Pada permukaan luka juga terjadi pembentukan epitel beberapa jam setelah luka. Sel epitel tumbuh dari
tepi luka, bermigrasi ke jaringan ikat yang masih hidup. Epidermis segera mendekati tepi luka dan menebal
dalam 24 jam setelah luka. Ikatan sel basal dari dermis di dekatnya menjadi longgar. Sel basal membesar dan
bermigrasi ke permukaan luka. Sel basal membelah cepat dan bermigrasi dengan pergerakan menyilang satu
dengan yang lain sampai defek yang terjadi tertutup semua. Ketika sudah terbentuk jembatan, sel epitel berubah
bentuk menjadi lebih kolumner dan meningkat aktifitas mitotiknya. Proses reepitelisasi sempurna terjadi kurang
dari 48 jam pada luka sayat yang tepinya saling berdekatan dan memerlukan waktu lebih panjang pada luka
dengan defek lebar. Stimulator reepitelisasi ini belum diketahui secara lengkap. Faktor yang diduga berperan
adalah EGF, TGF, bFGF, PDGF dan insulin like growth factor (IGF ).
3. Fase maturasi
Fase ini berlangsung dari hari ke 7 sampai dengan 1 tahun. Segera setelah matriks ekstrasel terbentuk
dimulailah reorganisasi. Pada mulanya matriks ekstrasel kaya akan fibronektin. Terjadi migrasi sel substratum
dan pertumbuhan sel ke dalam, penumpukan kolagen oleh fibroblas. Terbentuk asam hialuronidase dan
proteoglikan dengan berat molekul besar berperan dalam pembentukan matriks ekstraseluler dengan konsistensi
seperti gel dan membantu infiltrasi seluler. Kolagen berkembang cepat menjadi faktor utama pembentuk
matriks. Serabut kolagen pada permulaan terdistribusi acak membentuk persilangan dan beragregasi menjadi
bundel fibril yang secara perlahan menyebabkan penyembuhan jaringan dan meningkatkan kekakuan dan
kekuatan ketegangan. Sesudah 5 hari periode jeda, dimana saat ini bersesuaian dengan pembentukan jaringan
granulasi awal dengan matriks sebagian besar tersusun dari fibronektin dan asam hialuronidase, terjadi

peningkatan cepat dari kekuatan tahanan luka karena fibrogenesis kolagen. Pencapaian kekuatan tegangan luka
berjalan lambat.
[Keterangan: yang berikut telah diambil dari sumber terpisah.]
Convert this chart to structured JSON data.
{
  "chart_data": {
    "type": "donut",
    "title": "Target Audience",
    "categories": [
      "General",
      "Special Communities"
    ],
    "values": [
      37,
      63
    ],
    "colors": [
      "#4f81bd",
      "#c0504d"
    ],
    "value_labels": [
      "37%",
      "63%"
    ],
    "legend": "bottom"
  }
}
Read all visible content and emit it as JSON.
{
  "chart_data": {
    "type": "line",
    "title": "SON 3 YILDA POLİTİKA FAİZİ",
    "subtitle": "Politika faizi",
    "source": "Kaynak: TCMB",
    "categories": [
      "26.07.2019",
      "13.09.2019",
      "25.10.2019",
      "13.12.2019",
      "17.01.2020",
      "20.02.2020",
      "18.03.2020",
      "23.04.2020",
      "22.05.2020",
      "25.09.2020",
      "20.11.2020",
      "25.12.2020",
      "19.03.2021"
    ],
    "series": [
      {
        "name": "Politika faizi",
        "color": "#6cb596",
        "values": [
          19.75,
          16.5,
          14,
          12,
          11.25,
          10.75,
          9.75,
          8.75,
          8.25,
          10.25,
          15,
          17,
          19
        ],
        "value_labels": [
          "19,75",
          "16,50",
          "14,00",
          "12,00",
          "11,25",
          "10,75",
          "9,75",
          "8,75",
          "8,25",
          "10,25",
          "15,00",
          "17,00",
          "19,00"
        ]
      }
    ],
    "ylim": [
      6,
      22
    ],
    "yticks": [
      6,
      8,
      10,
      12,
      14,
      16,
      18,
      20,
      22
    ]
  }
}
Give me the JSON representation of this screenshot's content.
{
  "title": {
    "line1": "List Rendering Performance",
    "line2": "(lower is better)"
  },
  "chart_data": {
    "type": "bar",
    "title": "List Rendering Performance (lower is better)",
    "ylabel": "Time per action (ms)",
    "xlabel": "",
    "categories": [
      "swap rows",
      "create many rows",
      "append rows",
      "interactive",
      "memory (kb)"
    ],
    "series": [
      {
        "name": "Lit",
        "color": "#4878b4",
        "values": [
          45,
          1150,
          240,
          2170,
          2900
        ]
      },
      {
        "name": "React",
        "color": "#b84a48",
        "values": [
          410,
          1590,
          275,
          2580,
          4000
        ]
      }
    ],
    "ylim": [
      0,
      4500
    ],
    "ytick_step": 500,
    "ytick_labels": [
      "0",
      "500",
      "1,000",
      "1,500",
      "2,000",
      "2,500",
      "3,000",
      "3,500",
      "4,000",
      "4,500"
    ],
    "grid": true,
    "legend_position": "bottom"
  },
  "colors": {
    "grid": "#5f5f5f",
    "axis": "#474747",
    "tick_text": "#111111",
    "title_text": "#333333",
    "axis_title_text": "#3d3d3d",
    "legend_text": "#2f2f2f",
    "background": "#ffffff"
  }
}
Sesudah 3 minggu kekuatan penyembuhan luka mencapai 20% dari kekuatan akhir.
Bagaimanapun, kekuatan akhir luka tetap lebih lemah dibanding dengan kulit utuh, dengan kekuatan tahanan
maksimal jaringan parut hanya 70 % dari kulit utuh.
Pengembalian kekuatan tegangan berjalan perlahan karena deposisi jaringan kolagen terus menerus,
remodeling serabut kolagen membentuk bundel kolagen lebih besar dan perubahan dari cross linking inter
molekuler. Remodeling kolagen selama pembentukan jaringan parut tergantung pada proses sintesis dan
katabolisme kolagen. Degradasi kolagen pada luka dikendalikan oleh enzim kolagenase. Kecepatan sintesis
kolagen mengembalikan luka ke jaringan normal terjadi dalam waktu 6 bulan sampai 1 tahun. Remodeling aktif
jaringan parut akan terus berlangsung sampai 1 tahun dan tetap berjalan dengan lambat seumur hidup.
Pada proses remodeling terjadi reduksi secara perlahan pada vaskularisasi dan selularitas jaringan yang
mengalami perbaikan sehingga terbentuk jaringan parut kolagen yang relatif avaskuler dan aseluler.